Трудно идти против течения, когда река бурлит; да и маленькой пироге из березовой коры, смазанной смолой, нелегко нести пятерых человек. Высаживайтесь на эту скалу, а я привезу могикан и съестные припасы. Лучше спать без скальпа, нежели страдать от голода при изобилии.
Путешественники с радостью согласились с указаниями Соколиного Глаза. Едва последний из них ступил на скалу, высокая фигура охотника скользнула над водой и тотчас исчезла в непроницаемой тьме, которая окутывала реку. Несколько минут путешественники, оставшиеся без своего руководителя, беспомощно колебались, не зная, на что решиться, боясь сделать хотя бы шаг по неровным камням, опасаясь при первом неверном движении упасть в глубину одной из пещер, в которые вода с ревом низвергалась со всех сторон. Однако им пришлось ждать недолго: пирога снова подошла к низкой скале, и, как показалось ожидающим, раньше, нежели Соколиный Глаз мог добраться до могикан.

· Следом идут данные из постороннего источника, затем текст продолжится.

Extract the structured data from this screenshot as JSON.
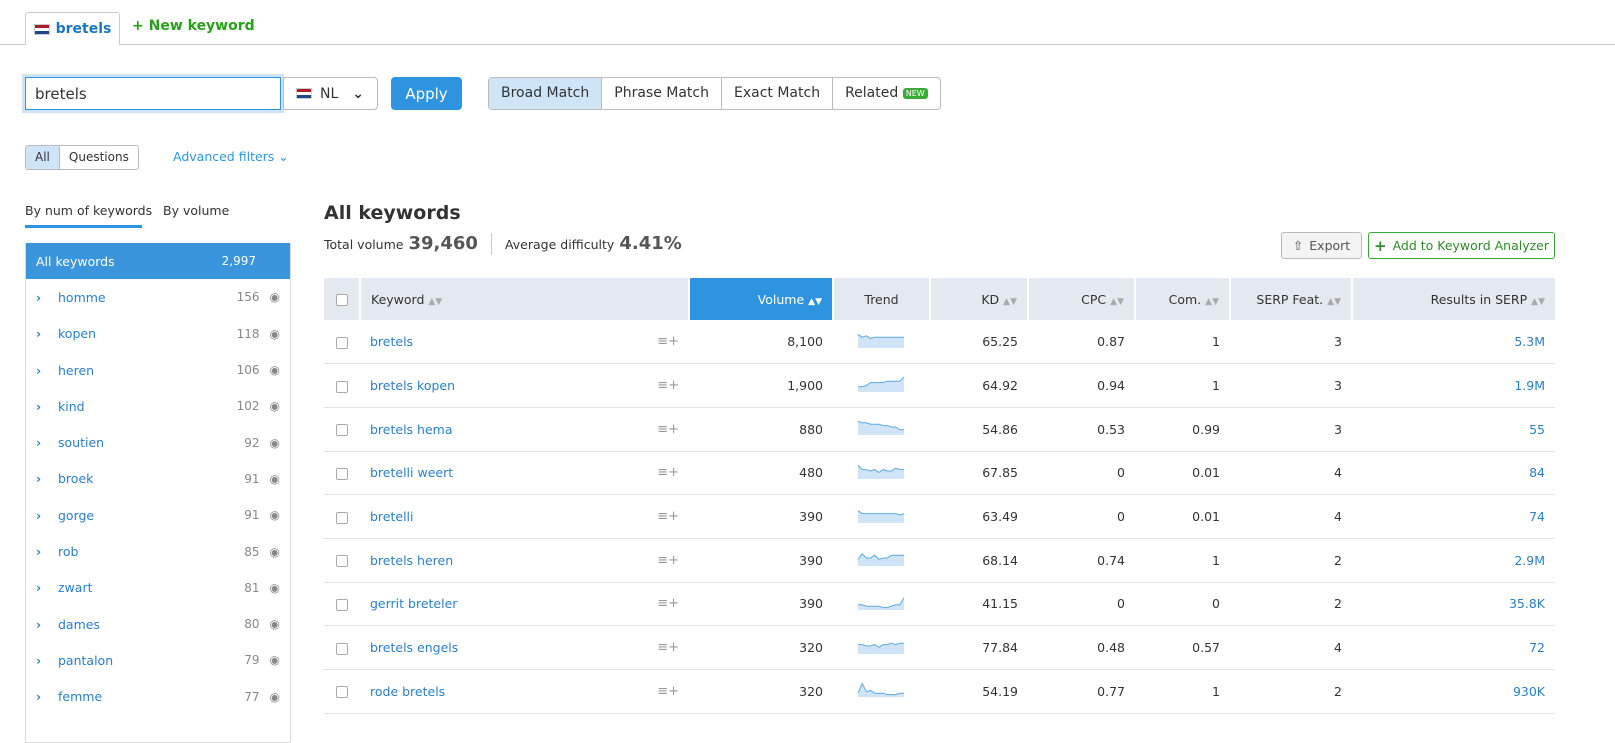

— Теперь у нас тут и крепость, и гарнизон, и провиант, — весело крикнул Хейворд, — и нам не страшны ни сам Монкальм, ни его союзники! Скажите же мне, бдительный страж, что вы думаете о тех, кого называете ирокезами?

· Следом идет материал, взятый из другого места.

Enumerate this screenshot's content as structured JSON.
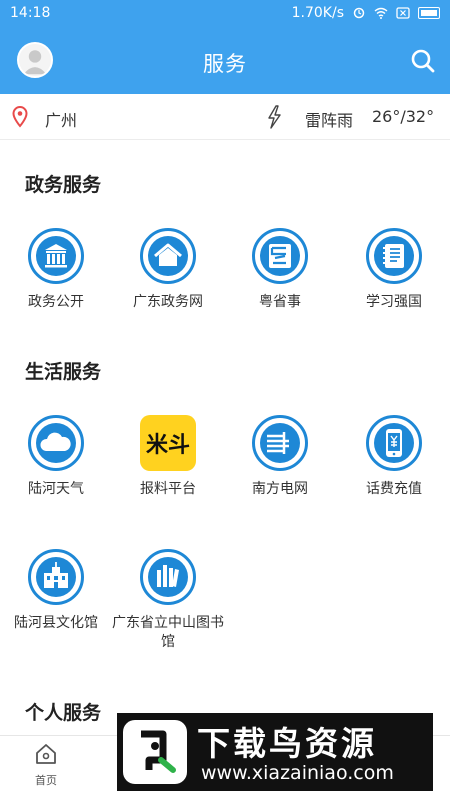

— Ничего хорошего я не скажу об ирокезах! Если Вебб желает видеть честного и верного индейца, он должен позвать к себе делаваров, а французам отдать жадных, лживых мохоков и онайдов вместе с шестью племенами их союза.
— Но в таком случае нам пришлось бы заменить воинственных людей бездействующими друзьями. Я слыхал, что делавары бросили томагавки и страшатся войны, как робкие женщины.
— Да, стыдно голландцам[7 - Нью-Йорк был основан голландцами.] и ирокезам, которые своими дьявольскими хитростями заставили их заключить такой союз. Но я знаю делаваров двадцать лет и назову лгуном всякого, кто скажет, что в жилах делавара течет кровь труса. Вы оттеснили эти племена от морских берегов, а теперь готовы верить их врагам, которые клевещут на них, чтобы мы могли спокойно спать.
— Во всяком случае, я отлично вижу, что ваши товарищи — храбрые и осторожные воины. Скажите, не успел ли кто-нибудь из них заметить врагов или узнать что-нибудь о них?
— Индейца прежде почуешь, а потом увидишь, — ответил Соколиный Глаз, поднимаясь на скалу и сбрасывая на землю убитого оленя. — Выслеживая мингов, я доверяю не глазам.
— А слух не говорит вам, что они напали на путь к нашему убежищу?
— Мне было бы очень грустно думать, что это случилось, хотя место нашей стоянки может послужить отличной крепостью для мужественных и смелых людей. Впрочем, не отрицаю, что, когда я проходил мимо лошадей, они дрожали и жались, точно чуя приближение волков; а ведь волки часто рыщут близ засады индейцев, надеясь поживиться остатками мяса убитых оленей.
— Но вы забыли оленя, лежащего у ваших ног! И разве звери не могли почуять убитого жеребенка?.. О, что это за шум?
— Бедная Мириам! — бормотал Давид Гамут (так звали псалмопевца). — Бедный жеребенок был обречен стать добычей диких зверей!
Вдруг голос Давида присоединился к неумолкаемому грохоту воды, и он запел псалом:
Первенцев Египта убил он,
Первенцев людей и зверей.
О фараон! Поразил он
Тебя десницей своей!
— Смерть жеребенка тяжело гнетет сердце его хозяина. Впрочем, если человек заботится о своих бессловесных друзьях, это говорит в его пользу. Может быть, вы правы, — продолжал Соколиный Глаз, отвечая на последнее предположение Дункана. — Тем скорее нам нужно срезать мясо оленя с костей и бросить остатки в реку. Не то, пожалуй, здесь скоро раздастся вой дикой стаи, и волки, стоя на окрестных утесах, будут с завистью и жадностью следить за каждым проглоченным нами куском. Ирокезы хитры и отлично разберут по волчьему вою, в чем дело.